I don't think the approach should be to work with rounded numbers, but rather with exact numbers. The input are digits from text so you have finite precision, perfectly representable by rational numbers. The problem was square roots were hard to do on rational numbers. But converting it to float will not be a problem if the square root is the last calculation you'll do, as whole numbers can be represented exactly by floats and doubles (well, as long as their precision is within respectively 24 and 53 bits) - you'll throw away the bits after the decimal dot anyway.

trunc(sqrt(x) / 0.1) = trunc(sqrt(x) / sqrt(0.01)) = trunc(sqrt(x / 0.01))

In your example, if the 2.1 was the result of squarerooting 4.41 (also unrepresentable by float), you would avoid the problem if you have 4.41 represented as a rational number: 441/100. Dividing by 0.01 gives the rational number 441. The square root of 441.f is 21.f. Truncating will reveal 21.

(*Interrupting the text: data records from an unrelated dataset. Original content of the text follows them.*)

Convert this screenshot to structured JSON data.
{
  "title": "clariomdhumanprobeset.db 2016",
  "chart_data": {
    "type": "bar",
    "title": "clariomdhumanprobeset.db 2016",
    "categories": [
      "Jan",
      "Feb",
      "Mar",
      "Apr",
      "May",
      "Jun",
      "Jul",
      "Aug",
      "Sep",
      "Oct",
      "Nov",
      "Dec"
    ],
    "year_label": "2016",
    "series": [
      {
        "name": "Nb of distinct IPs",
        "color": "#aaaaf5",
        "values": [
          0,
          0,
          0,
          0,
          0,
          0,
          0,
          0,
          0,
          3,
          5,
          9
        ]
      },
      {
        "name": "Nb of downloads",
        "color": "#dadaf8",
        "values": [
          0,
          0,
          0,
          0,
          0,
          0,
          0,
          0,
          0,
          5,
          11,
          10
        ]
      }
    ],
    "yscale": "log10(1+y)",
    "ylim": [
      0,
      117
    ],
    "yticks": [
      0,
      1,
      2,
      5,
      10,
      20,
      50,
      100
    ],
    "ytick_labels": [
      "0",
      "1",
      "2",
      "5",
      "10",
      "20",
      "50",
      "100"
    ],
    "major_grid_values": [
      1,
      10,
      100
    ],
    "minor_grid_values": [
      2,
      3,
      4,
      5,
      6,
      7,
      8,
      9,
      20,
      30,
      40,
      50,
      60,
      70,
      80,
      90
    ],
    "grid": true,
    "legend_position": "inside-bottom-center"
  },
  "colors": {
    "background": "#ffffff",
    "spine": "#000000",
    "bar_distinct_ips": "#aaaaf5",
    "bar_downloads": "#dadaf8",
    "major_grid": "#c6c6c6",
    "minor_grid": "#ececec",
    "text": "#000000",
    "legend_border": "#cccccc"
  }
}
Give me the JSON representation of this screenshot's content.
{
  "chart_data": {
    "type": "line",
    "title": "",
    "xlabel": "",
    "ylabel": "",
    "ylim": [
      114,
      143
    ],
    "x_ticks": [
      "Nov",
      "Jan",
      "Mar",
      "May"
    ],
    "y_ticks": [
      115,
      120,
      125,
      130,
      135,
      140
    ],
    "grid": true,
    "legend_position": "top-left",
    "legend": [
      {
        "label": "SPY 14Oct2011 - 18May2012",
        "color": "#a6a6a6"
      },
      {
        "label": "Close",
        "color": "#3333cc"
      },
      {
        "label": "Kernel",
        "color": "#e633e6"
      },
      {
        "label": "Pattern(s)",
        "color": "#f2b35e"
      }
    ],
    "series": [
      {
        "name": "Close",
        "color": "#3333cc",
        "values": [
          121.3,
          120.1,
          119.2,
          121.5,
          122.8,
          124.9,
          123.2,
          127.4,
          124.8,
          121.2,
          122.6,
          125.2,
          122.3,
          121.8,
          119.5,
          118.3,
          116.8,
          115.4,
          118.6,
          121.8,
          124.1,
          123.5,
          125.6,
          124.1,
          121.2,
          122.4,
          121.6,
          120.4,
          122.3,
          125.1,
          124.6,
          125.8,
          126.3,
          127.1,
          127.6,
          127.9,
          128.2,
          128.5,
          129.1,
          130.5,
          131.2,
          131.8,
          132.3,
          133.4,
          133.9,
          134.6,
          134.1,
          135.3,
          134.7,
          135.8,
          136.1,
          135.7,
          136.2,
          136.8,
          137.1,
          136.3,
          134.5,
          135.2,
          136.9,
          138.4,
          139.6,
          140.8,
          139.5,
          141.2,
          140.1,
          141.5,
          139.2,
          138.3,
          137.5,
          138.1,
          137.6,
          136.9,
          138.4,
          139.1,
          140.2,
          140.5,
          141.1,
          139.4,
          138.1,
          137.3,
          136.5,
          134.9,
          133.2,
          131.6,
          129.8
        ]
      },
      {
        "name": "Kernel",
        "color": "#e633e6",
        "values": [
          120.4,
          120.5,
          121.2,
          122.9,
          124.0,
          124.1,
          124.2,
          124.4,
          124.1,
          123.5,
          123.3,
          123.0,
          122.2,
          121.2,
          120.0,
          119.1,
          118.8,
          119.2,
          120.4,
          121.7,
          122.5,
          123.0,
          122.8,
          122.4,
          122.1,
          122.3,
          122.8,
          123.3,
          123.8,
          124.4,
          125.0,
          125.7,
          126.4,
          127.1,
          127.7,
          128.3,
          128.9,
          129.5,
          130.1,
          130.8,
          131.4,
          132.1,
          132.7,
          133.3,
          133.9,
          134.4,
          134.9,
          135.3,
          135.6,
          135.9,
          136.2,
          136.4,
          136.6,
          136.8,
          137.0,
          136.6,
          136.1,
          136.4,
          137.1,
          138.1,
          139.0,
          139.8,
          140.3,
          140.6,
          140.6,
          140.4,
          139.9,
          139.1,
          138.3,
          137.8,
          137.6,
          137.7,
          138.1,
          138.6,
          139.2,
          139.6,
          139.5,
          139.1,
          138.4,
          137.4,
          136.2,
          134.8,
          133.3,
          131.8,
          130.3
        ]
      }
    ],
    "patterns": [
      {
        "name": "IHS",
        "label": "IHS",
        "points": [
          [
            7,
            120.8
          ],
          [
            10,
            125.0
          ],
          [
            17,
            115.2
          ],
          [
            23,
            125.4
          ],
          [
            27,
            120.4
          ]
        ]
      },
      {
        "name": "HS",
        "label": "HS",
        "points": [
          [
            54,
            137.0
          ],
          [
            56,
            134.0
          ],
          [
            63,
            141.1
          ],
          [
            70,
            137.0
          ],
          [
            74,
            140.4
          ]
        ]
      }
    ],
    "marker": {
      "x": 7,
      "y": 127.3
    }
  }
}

You'll never get into trouble because the bordercase lies on the whole number. But if the result of a squareroot is a whole number, it's square is also a whole number and thus representable by a float or double.

Nice :yes: I didn't think about that last thing you said about the bordercase. I just discarded rational numbers as a solution because of the squareroot but as you said, in the cases where I'm having trouble the squareroot will be rational.

I think I'll right a rational number class before the competition just in case I need it.

Thanks everyone for your input.